The researchers plan further studies involving women with asthma who are undergoing fertility treatments, to see whether improving asthma control could also improve fertility outcomes.

Meanwhile, a separate study presented at the 2017 European Respiratory Society International Congress in Milan found that women with asthma are more likely to have fertility treatment before giving birth than non-asthmatic women.

Among 744 pregnant asthmatic women enrolled in the ‘Management of Asthma During Pregnancy’ programme at the Hvidovre Hospital, Hvidovre, Denmark, and who gave birth between 2007 and 2013, 12 per cent had received fertility treatment compared to 7 per cent of the 2,136 non-asthmatic women in the control group.

Although the study does not prove that asthma played a role in reducing fertility in some women, the researchers said it suggests that improving women’s asthma control might help them to become pregnant more easily.
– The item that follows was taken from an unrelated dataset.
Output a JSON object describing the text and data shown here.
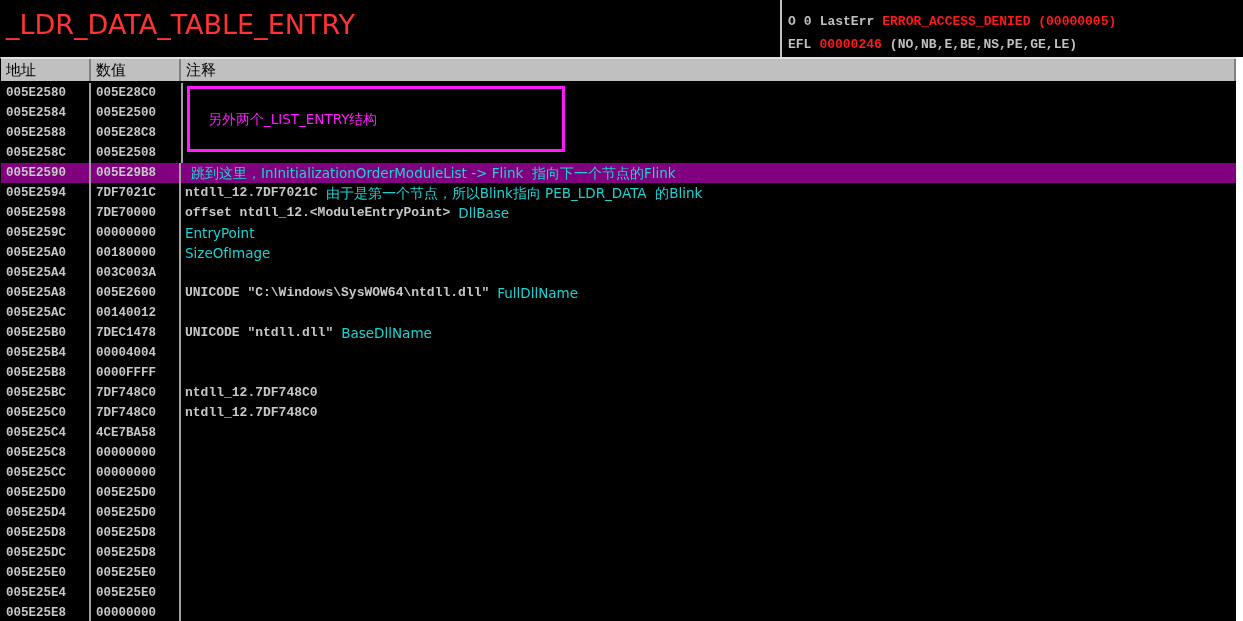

Prof Charlotte Suppli Ulrik, from the Department of Respiratory Medicine at Hvidovre Hospital, who supervised the study, said: “We don’t have the hard-core evidence but based on what we know, it seems very likely that good asthma control will improve fertility in women with asthma by reducing the time it takes to become pregnant and, therefore, the need for fertility treatment.

“However, when it comes to fertility for women, age is a crucial factor — so the message, particularly for women with asthma, is don’t wait too long, as it might reduce your chances of having children.”

Prof Suppli Ulrik and colleagues are setting up studies to investigate further the association between asthma and fertility, including a study addressing the impact of good asthma control on fertility. “Further studies are needed to confirm our findings,” she said.